Open Hearts, Open Minds

By: Bryan Geary and Michael Landroche

Over the summer of 2021, Tilton School invited students and other community members to read The Hate U Give, a novel by Angie Thomas about a teenage girl who grapples with issues of racism, police brutality, and activism. Veteran teacher Mike Landroche led a small group of department chairs and students in the process of constructing a student summer reading & writing experience with the Thomas novel.

Earlier this fall, Landroche sat down to contextualize the experience and its broader meaning regarding Tilton’s approach to teaching and learning.

What is the goal of the annual summer reading project?
Mike Landroche: Summer reading at Tilton has taken many different forms, but each iteration has been based on two hopes: First, if we invite our students to remain intellectually engaged during the summer, they will join us. We don’t want them to see June, July and August as a vacation from being thoughtful, reflective participants in their own progress as learners, as readers, as critical thinkers, as creative problem solvers, and as mindful respondents to the issues within and surrounding their communities. Second, shared experiences bring us closer. Reading a novel together, thinking about it together, and talking about it together, brings the whole community together.

What is the significance of this novel?
ML: Well, first, we considered many different nominations for this summer’s project including Trevor Noah’s memoir, Born a Crime, and Ibram Kendi’s Stamped from the Beginning, but after getting some feedback from campus students and adults, the clear choice was The Hate U Give by Angie Thomas. As the third most challenged book in 2020, The Hate U Give is also significant. By the way, our 9th graders also read a book called All American Boys that happens to be the seventh most challenged book, and the Tony Morrison novel, The Bluest Eye, that’s the 10th most challenged. Tilton School has made a decision that we’re not going to back away from helping each other negotiate and navigate our way through the politics of race and gender and ethnicity. Obviously, the politics of power, the politics of justice, apply to more than race. Tilton has made a commitment to deepen its understanding of the politics of ethnicity, gender, wealth, and other measures of human difference.

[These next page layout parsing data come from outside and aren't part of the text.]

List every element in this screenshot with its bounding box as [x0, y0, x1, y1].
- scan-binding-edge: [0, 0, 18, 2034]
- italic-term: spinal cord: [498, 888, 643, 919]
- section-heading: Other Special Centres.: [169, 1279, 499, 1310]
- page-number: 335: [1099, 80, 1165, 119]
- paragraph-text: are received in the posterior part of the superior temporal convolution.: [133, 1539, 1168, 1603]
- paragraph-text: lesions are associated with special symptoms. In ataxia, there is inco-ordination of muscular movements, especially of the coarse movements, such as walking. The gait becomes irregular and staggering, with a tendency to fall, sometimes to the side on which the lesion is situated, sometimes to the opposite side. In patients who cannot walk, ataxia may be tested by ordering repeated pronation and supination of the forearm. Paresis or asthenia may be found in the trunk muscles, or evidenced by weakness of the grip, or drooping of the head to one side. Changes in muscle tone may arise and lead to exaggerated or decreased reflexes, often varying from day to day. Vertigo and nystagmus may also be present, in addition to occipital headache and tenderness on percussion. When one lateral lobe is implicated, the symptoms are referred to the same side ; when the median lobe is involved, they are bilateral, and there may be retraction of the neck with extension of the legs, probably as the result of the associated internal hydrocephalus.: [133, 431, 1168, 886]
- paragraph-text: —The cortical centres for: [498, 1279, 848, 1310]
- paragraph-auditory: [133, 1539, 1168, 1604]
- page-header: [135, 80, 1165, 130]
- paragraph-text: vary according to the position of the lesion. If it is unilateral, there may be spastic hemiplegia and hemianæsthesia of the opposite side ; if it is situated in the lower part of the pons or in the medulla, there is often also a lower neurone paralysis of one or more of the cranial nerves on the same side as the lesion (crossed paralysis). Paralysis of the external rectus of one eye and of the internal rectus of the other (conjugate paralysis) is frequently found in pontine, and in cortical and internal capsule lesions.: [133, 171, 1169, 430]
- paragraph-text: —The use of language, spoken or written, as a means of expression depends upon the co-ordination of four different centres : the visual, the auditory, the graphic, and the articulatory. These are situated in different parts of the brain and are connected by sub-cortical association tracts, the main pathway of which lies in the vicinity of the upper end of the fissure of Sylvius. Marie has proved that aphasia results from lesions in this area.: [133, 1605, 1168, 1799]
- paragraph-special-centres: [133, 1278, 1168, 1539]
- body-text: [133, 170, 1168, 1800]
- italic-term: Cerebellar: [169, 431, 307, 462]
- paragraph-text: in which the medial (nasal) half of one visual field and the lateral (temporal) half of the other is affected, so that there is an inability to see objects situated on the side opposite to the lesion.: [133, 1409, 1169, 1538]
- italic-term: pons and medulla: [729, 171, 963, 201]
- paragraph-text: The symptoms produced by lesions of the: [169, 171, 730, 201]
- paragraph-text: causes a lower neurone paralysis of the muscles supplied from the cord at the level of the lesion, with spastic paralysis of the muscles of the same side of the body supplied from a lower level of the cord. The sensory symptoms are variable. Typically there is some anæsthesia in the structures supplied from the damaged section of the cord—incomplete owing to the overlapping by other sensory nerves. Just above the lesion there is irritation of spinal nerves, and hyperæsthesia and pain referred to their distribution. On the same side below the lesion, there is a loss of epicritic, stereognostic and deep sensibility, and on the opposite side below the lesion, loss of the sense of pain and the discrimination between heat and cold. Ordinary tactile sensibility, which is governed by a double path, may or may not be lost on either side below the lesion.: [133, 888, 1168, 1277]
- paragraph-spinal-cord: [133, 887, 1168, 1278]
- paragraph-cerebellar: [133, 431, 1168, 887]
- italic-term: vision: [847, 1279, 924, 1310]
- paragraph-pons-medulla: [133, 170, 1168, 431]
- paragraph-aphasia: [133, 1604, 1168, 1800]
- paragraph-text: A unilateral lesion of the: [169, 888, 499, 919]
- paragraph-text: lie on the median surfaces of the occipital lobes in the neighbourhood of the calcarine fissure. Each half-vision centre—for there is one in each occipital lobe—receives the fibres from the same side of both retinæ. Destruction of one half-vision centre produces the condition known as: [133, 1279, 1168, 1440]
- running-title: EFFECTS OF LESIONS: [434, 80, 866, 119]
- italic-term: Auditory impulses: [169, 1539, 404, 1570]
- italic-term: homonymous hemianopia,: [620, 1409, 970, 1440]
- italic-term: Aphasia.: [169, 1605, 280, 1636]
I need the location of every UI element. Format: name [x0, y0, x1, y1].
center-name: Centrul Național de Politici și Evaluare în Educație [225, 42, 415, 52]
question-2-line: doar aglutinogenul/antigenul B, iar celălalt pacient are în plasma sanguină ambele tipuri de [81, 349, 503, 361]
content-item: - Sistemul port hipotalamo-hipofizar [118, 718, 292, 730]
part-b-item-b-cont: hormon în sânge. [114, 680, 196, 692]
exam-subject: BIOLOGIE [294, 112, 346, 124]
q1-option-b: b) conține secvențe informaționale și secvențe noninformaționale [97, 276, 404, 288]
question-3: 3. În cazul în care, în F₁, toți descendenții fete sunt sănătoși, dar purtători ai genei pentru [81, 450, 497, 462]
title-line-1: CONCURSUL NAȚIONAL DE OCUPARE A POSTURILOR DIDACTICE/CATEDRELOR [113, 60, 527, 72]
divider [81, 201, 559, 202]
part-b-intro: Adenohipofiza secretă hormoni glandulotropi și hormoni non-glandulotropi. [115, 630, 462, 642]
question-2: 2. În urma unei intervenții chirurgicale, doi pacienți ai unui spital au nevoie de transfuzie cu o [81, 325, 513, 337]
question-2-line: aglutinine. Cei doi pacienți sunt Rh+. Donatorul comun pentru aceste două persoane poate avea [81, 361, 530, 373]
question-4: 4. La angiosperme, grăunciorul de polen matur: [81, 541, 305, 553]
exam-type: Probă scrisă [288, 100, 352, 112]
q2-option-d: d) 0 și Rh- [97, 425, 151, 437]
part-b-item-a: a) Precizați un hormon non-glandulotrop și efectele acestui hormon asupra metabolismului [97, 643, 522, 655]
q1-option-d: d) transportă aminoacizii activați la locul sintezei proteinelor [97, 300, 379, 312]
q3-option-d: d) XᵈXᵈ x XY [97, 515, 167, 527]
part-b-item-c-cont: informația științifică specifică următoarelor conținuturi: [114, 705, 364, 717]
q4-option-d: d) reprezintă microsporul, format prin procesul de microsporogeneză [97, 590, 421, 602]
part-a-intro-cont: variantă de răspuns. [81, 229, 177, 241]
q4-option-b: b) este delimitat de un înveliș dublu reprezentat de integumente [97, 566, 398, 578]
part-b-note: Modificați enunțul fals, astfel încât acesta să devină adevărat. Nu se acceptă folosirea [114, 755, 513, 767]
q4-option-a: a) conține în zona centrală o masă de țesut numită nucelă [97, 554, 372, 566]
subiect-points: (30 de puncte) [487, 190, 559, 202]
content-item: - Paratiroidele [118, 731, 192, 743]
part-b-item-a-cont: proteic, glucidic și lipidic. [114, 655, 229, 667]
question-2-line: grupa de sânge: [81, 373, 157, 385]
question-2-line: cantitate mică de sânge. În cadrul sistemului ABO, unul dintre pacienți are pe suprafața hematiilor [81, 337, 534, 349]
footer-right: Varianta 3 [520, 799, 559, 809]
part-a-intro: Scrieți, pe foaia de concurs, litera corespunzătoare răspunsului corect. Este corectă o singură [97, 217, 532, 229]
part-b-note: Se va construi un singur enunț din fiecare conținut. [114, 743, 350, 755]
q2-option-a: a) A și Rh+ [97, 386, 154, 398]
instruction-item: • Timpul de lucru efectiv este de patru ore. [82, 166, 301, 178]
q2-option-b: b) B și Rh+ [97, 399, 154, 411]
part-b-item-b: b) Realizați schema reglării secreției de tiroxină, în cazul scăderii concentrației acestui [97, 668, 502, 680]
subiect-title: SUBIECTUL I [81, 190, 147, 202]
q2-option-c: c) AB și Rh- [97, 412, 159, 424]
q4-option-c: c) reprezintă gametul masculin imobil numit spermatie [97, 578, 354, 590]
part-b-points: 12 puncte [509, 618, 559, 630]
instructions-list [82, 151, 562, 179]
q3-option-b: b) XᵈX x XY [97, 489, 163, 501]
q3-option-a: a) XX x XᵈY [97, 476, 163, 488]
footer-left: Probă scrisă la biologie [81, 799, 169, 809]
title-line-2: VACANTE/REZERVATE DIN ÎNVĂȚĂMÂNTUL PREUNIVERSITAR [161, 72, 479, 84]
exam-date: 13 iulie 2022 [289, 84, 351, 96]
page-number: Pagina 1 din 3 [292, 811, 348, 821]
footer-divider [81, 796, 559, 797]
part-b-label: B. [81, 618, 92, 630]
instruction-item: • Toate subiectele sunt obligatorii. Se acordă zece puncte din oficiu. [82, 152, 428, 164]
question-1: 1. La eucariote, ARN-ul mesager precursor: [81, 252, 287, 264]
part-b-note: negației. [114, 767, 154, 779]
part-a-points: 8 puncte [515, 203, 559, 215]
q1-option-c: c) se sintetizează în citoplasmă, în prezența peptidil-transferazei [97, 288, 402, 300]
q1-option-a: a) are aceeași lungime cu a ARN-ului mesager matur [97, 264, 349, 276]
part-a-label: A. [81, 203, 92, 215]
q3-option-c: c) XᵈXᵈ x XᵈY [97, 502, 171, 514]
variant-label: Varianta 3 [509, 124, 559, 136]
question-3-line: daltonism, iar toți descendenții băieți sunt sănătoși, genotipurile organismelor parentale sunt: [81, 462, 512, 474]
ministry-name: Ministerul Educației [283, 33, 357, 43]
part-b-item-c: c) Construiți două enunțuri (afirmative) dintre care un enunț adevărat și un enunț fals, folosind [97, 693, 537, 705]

“Reading a novel together, thinking about it together, and talking about it together, brings the whole community together.”

What were some of the most powerful moments for you, observing our students navigate this text?
ML: So many. When I talk with 9th graders, I see that they are so willing to go with us and have a conversation, always being mindful that one can be honest and respectful at the same time. Their ability to balance being honest by being respectful of the others in the room; they’re so good at that. I also work with a lot of 12th graders and postgraduates. At the beginning of school, we had 45 minutes together to set the stage for how the English Department would be handling the novel in class. I didn’t know what to expect, but I was so impressed by their awareness of the issues of justice, equity, diversity, and inclusion. Our conversations throughout the fall have always acknowledged that the issues raised in the novel are political, that speaking honestly about them will require courage, and to voice one’s thoughts courageously and respectfully signals real growth.

What do you take away from this experience?
ML: Meeting with the 12th graders during orientation and into the fall has just made me so hopeful. We as a community are learning to not just be respectful but also to be curious about the other’s experience. Our reckoning with social injustice and our willingness to walk boldly into conversations across campus has opened our eyes, our minds, and our hearts.